If your main job is managing one-off, highly creative projects with shifting deadlines, a more traditional project management tool might be a better fit. But for the predictable, recurring work that forms the backbone of a business, Manifestly feels right at home.
Let's Talk Money: A Breakdown of Manifestly's Pricing
Alright, the all-important question: what’s this going to cost? The pricing structure is refreshingly straightforward, which I appreciate. No need to call a sales rep just to get a ballpark figure (unless you're going for the big plan).
| Plan | Price | Key Features & Limits |
|---|---|---|
| Free Plan | $0 | All basic features, but limited to just 6 runs per month and 50MB of file storage. A good way to test it out. |
| Business Plan | $8/user/month (or $6.67/user/month annually) | The sweet spot. Unlimited workflows, runs, and users. 5GB file storage per month. This is the plan for most teams. |
| Enterprise Plan | $15/user/month (billed annually, 10 user minimum) | All features, plus unlimited storage, SAML SSO for security, custom branding, and personalized onboarding. For larger orgs with specific compliance needs. |
The free plan is… well, it's a taste, not a meal. Six workflow 'runs' a month is not much, but it's enough to build a workflow and see if you like the feel of the platform before pulling out the company card. The Business plan seems like the most practical option for most small to medium-sized businesses.
My Honest Take: The Good, The Bad, and The Nitty-Gritty
No tool is perfect. After playing around with Manifestly and analyzing what it offers, here’s my unfiltered take.
The Good Stuff: The low-code approach is fantastic. It truly democratizes process automation. I love the practical integrations with Slack and Teams, and the conditional logic is powerful enough for most use cases without being overly complex. A free plan, even a limited one, is always a plus.
The Not-So-Good Stuff: The limits on the free plan are pretty tight. I get it, they want you to upgrade, but it makes a deep evaluation a bit tough.
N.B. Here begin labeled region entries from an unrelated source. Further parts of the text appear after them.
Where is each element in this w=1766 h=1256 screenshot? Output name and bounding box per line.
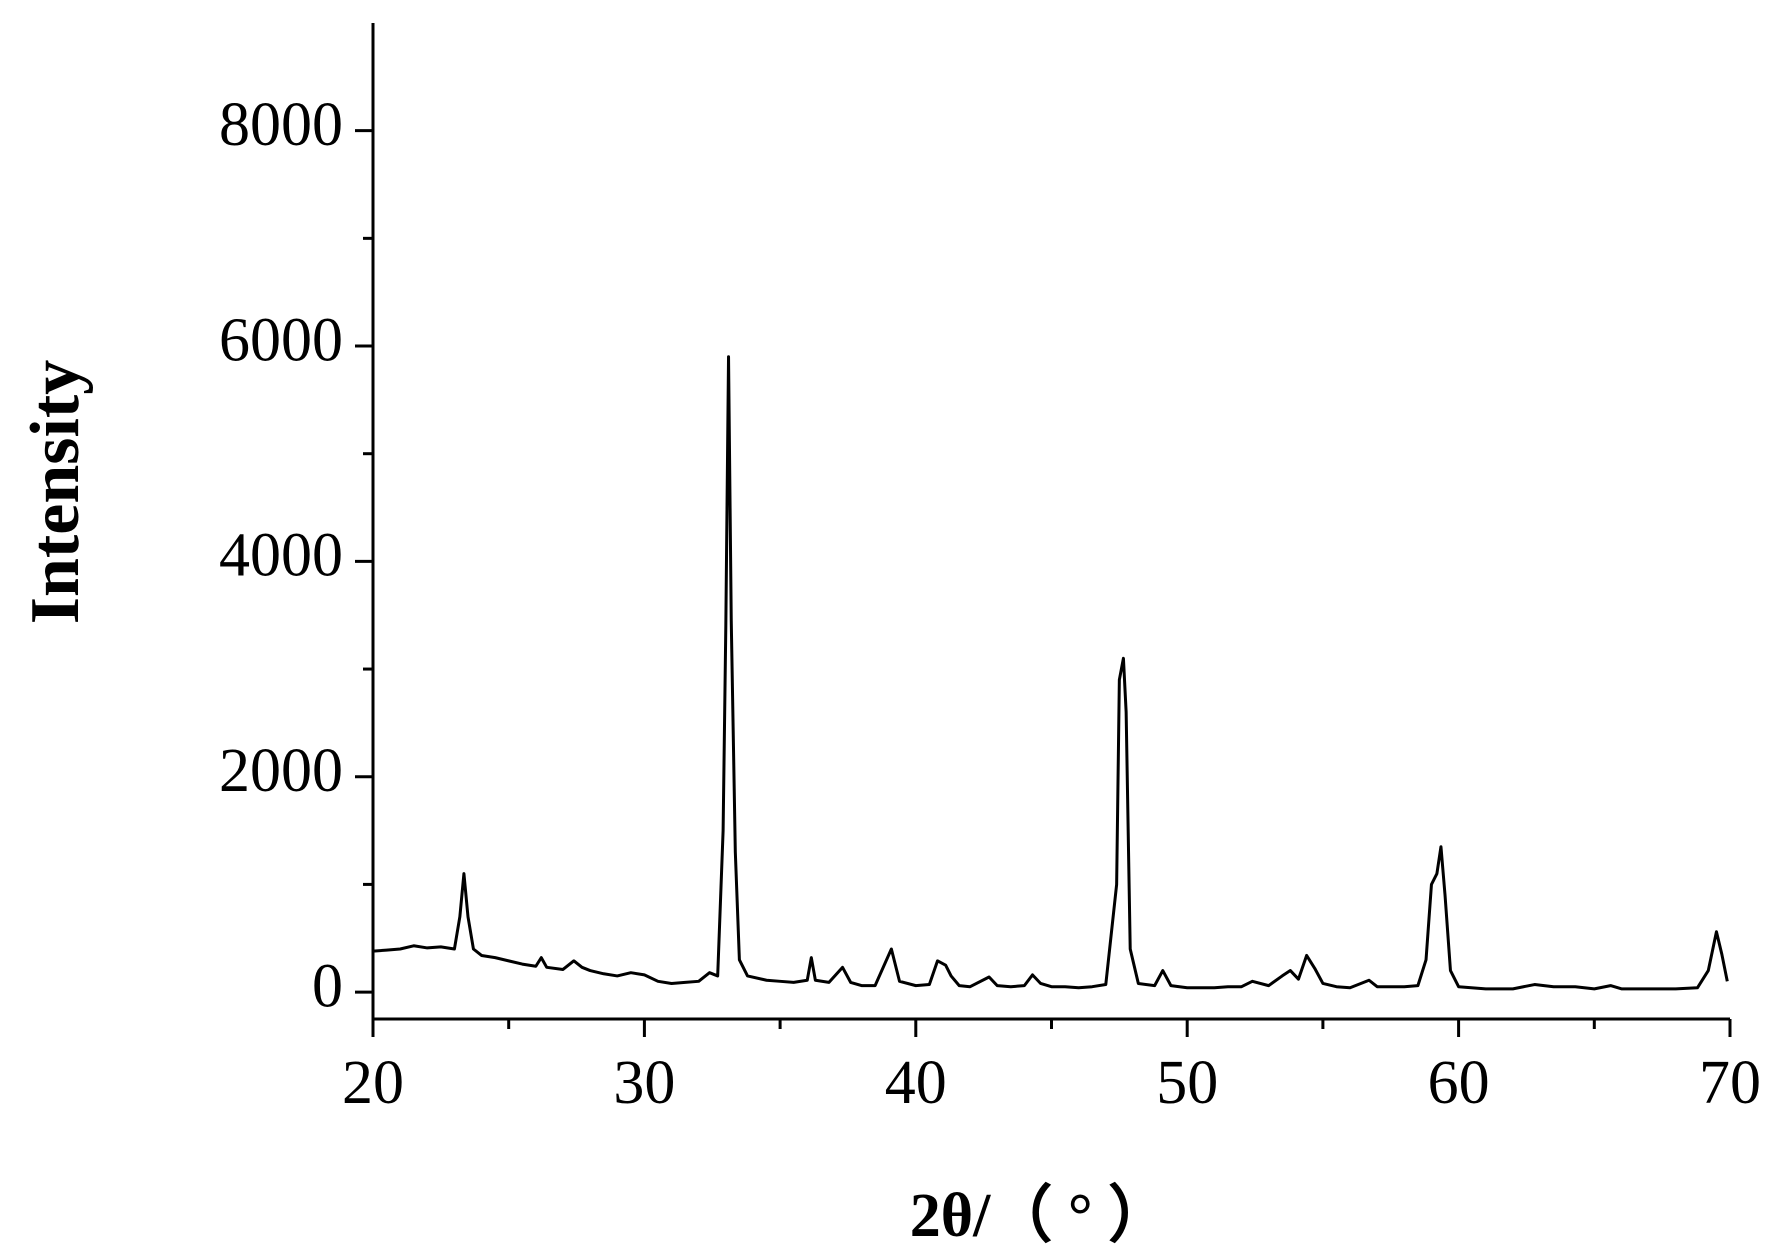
y-tick-label: 2000	[219, 737, 343, 805]
x-tick-label: 40	[885, 1049, 947, 1117]
x-tick-label: 30	[613, 1049, 675, 1117]
y-axis-title: Intensity	[17, 360, 94, 624]
data-line	[372, 355, 1729, 991]
y-tick-label: 0	[312, 952, 343, 1020]
y-tick-label: 4000	[219, 522, 343, 590]
y-tick-label: 6000	[219, 306, 343, 374]
y-tick-label: 8000	[219, 91, 343, 159]
x-tick-label: 60	[1428, 1049, 1490, 1117]
x-tick-label: 20	[342, 1049, 404, 1117]
x-tick-label: 50	[1156, 1049, 1218, 1117]
x-axis-title: 2θ/（ ° ）	[910, 1180, 1170, 1250]
x-tick-label: 70	[1699, 1049, 1761, 1117]
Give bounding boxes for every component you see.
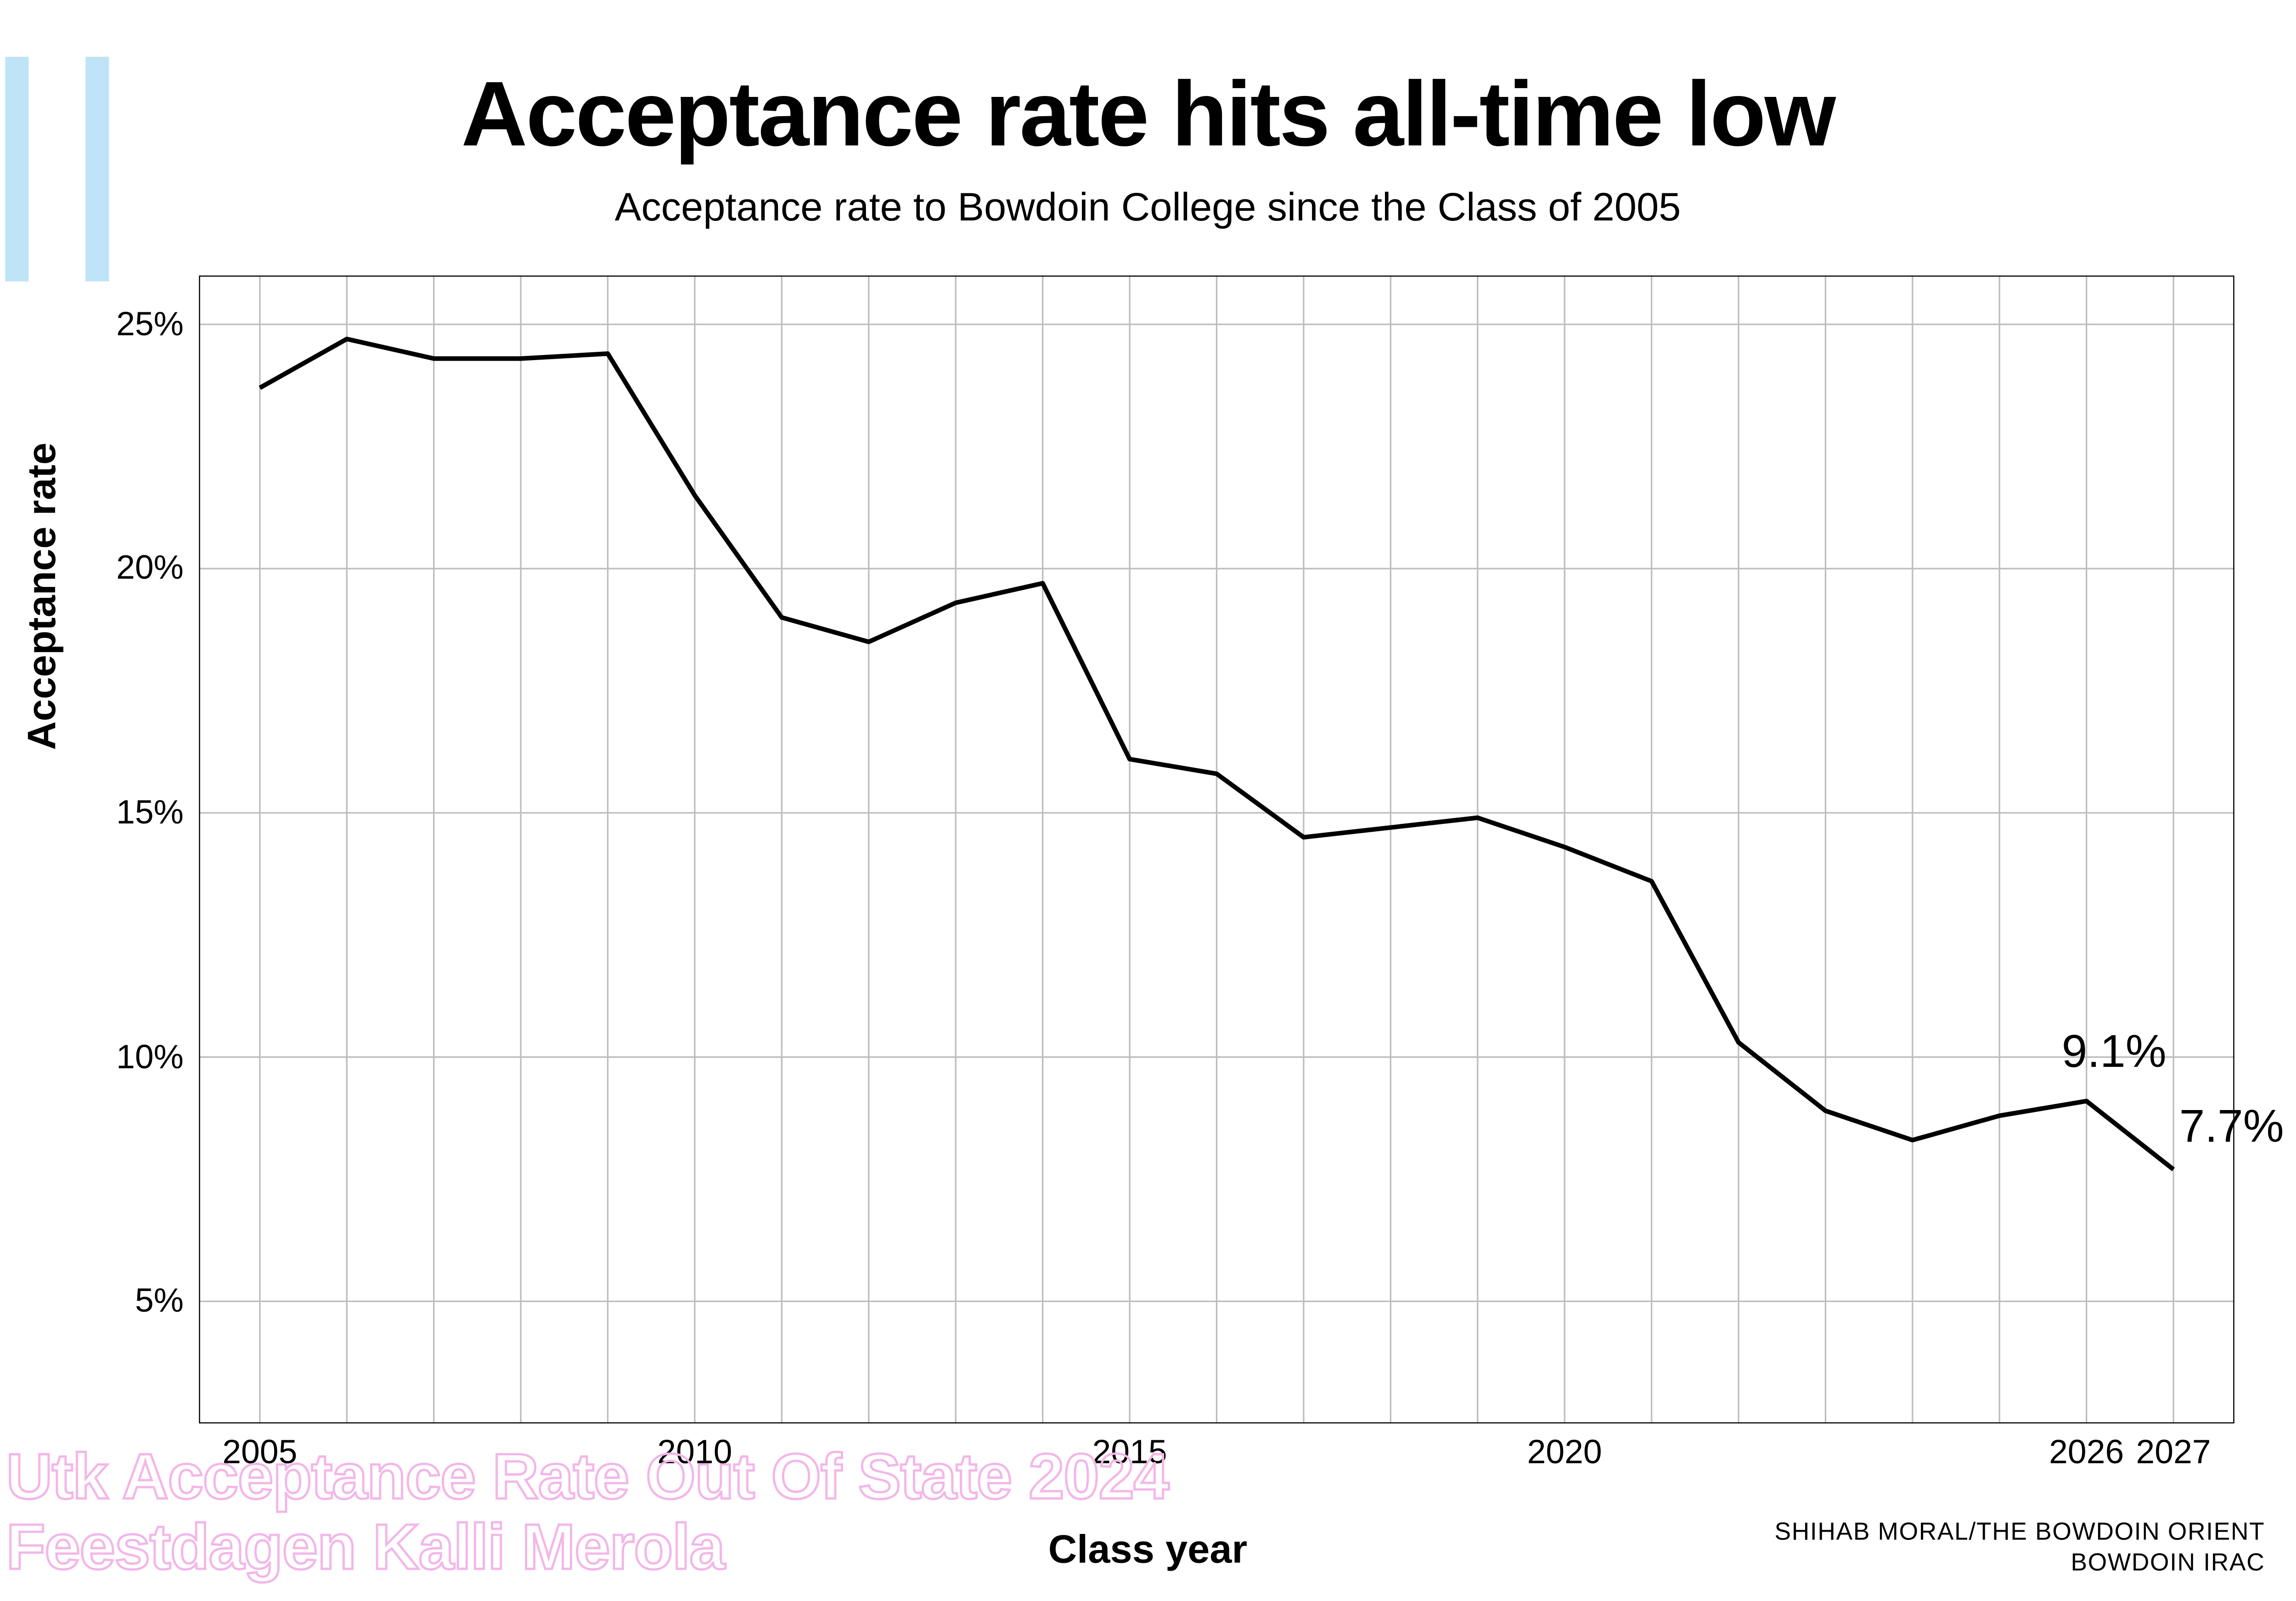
grid — [199, 276, 2234, 1424]
credit-block: SHIHAB MORAL/THE BOWDOIN ORIENT BOWDOIN … — [1775, 1518, 2265, 1579]
annotation: 9.1% — [2062, 1027, 2167, 1079]
y-tick-label: 25% — [92, 304, 184, 344]
plot-area — [199, 276, 2234, 1424]
chart-subtitle: Acceptance rate to Bowdoin College since… — [0, 184, 2296, 231]
x-tick-label: 2020 — [1527, 1432, 1602, 1472]
y-tick-label: 20% — [92, 549, 184, 589]
chart-title: Acceptance rate hits all-time low — [0, 61, 2296, 167]
x-tick-layer: 2005 2010 2015 2020 2026 2027 — [199, 1423, 2234, 1484]
credit-line-2: BOWDOIN IRAC — [1775, 1549, 2265, 1580]
y-tick-label: 15% — [92, 793, 184, 833]
y-tick-layer: 5% 10% 15% 20% 25% — [0, 276, 199, 1424]
line-chart-svg — [199, 276, 2234, 1424]
x-tick-label: 2015 — [1092, 1432, 1167, 1472]
x-tick-label: 2027 — [2136, 1432, 2211, 1472]
y-tick-label: 5% — [92, 1281, 184, 1321]
y-tick-label: 10% — [92, 1037, 184, 1077]
x-tick-label: 2010 — [657, 1432, 732, 1472]
annotation: 7.7% — [2179, 1102, 2284, 1154]
x-tick-label: 2005 — [222, 1432, 297, 1472]
credit-line-1: SHIHAB MORAL/THE BOWDOIN ORIENT — [1775, 1518, 2265, 1549]
x-tick-label: 2026 — [2049, 1432, 2124, 1472]
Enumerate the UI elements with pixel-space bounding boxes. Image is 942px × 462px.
Also, locking features like SAML SSO and custom branding behind the Enterprise tier is standard practice, but it's a bummer for smaller, security-conscious teams who don't meet the 10-user minimum. That minimum could be a barrier for some.
Frequently Asked Questions about Manifestly
Is this just another project management tool?
Not really. Tools like Asana or Trello are great for managing unique projects with distinct timelines. Manifestly is specifically for recurring processes and checklists. It's less about managing a single project and more about perfecting a process you'll run over and over again.
Can I change my plan or cancel at any time?
Yes, the site makes it clear you can upgrade your plan at any time. For cancellations, you typically just need to manage it in your account settings before the next billing cycle. Standard SaaS stuff.
Does the AI feature actually do anything useful?
The AI integration helps in creating the initial workflow. You can describe a process in plain language, and it will generate a starting checklist for you. It's a neat time-saver for getting started, but the real power comes from you refining that list with conditional logic and assignments.
Is the free trial different from the free plan?
Yes. The website mentions a 14-day free trial. This trial likely gives you access to the Business plan features for two weeks so you can test the full capabilities. The Free Plan is the ongoing, but limited, plan you can use after the trial ends.
Do I have to pay for every user in my Slack or just the people using Manifestly?
You only pay for the users who need a Manifestly license. You can have integrations that notify a whole Slack channel, but only the people who need to create, manage, or complete tasks within Manifestly would need a paid seat.
The Final Verdict: Should You Give Manifestly a Shot?
So, here’s the bottom line. If your team is constantly reinventing the wheel for routine tasks and you're tired of the spreadsheet chaos, Manifestly is absolutely worth a look.
It strikes an impressive balance between simplicity and power. It’s not going to try to be everything to everyone, and I respect that. It focuses on one thing—making your recurring work visible, repeatable, and automated—and it does that very well. It's a practical tool for a practical problem.